Войдя в крошечную прихожую, где горела свеча, Деникин стаскивал кожаные калоши с медными задками, снимал, – всегда сам, без чьей-либо помощи, – просторную солдатского сукна шинель на малиновой подкладке, приглаживал поредевшие и зачесанные назад волосы свинцового оттенка и подходил к ручке Екатерины Алексеевны.
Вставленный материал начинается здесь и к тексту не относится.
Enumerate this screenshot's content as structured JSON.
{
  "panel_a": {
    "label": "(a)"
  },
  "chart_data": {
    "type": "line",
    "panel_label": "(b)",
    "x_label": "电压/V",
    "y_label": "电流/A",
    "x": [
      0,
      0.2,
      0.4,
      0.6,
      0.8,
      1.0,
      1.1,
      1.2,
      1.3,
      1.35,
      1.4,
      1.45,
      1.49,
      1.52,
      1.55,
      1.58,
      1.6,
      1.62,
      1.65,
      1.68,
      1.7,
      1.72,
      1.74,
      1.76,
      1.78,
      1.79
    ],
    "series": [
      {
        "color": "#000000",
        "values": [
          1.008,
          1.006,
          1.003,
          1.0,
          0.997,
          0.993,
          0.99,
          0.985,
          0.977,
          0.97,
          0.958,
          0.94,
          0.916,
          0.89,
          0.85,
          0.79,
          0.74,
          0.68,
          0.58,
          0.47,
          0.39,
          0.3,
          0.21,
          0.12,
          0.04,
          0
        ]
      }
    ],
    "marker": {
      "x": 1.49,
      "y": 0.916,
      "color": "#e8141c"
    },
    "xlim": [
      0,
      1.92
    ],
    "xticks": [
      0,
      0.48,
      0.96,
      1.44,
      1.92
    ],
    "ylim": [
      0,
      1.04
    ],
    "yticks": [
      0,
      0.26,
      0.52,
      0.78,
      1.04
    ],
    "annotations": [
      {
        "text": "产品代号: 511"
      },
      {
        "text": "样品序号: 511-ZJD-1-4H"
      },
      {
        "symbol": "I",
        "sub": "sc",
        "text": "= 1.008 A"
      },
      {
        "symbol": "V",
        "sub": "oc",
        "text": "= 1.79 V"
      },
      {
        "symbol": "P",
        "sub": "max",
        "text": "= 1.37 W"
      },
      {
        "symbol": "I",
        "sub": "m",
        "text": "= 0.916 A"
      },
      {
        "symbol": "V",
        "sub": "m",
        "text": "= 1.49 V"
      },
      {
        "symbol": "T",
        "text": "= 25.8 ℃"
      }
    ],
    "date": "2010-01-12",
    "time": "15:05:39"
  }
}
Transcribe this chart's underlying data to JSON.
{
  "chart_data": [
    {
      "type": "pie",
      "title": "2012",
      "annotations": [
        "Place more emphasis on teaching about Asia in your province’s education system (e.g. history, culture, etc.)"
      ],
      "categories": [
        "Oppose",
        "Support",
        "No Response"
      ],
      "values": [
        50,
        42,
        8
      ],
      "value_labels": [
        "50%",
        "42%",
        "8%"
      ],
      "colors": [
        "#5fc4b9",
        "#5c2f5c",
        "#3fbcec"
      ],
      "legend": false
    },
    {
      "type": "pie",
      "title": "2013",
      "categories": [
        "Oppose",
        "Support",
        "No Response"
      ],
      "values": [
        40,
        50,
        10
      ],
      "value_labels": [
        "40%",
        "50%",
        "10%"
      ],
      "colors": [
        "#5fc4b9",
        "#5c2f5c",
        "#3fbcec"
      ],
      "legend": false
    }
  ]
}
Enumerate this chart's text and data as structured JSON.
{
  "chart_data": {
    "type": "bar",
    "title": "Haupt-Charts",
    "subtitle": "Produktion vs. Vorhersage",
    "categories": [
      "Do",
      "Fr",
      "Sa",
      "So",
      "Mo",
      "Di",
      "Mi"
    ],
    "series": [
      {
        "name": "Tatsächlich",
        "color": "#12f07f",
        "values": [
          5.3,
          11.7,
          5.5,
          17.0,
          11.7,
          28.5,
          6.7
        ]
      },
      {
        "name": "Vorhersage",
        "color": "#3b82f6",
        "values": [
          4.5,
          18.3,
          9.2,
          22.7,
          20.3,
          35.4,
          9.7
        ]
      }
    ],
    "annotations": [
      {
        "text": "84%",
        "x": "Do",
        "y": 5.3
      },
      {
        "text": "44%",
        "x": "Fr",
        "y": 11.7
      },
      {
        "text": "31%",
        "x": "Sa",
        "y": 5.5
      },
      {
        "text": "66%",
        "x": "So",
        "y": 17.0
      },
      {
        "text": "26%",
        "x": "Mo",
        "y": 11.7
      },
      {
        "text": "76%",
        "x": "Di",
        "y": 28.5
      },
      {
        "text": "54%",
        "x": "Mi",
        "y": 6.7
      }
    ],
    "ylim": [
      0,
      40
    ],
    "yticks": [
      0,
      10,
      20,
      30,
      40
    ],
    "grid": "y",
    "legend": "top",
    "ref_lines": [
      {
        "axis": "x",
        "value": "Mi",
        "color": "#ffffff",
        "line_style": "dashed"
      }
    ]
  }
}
Он брал в свои руки и ласково трепал красивую, слабую ручку Екатерины Алексеевны младшей и здоровался кратко и мягко – «Здравствуйте, господа» – с остальными двумя партнерами: своим адъютантом, князем Лобановым-Ростовским, и с Василием Васильевичем Струпе, бывшим начальником отделения какого-то из министерств, старым петербуржцем, приятнейшим человеком.

В гостиной уже был раскрыт стол, с двумя свечами и веером раскинутыми картами на зеленом сукне. Даже мелки и круглые щеточки были традиционные, как в те светлые годы, на Васильевском.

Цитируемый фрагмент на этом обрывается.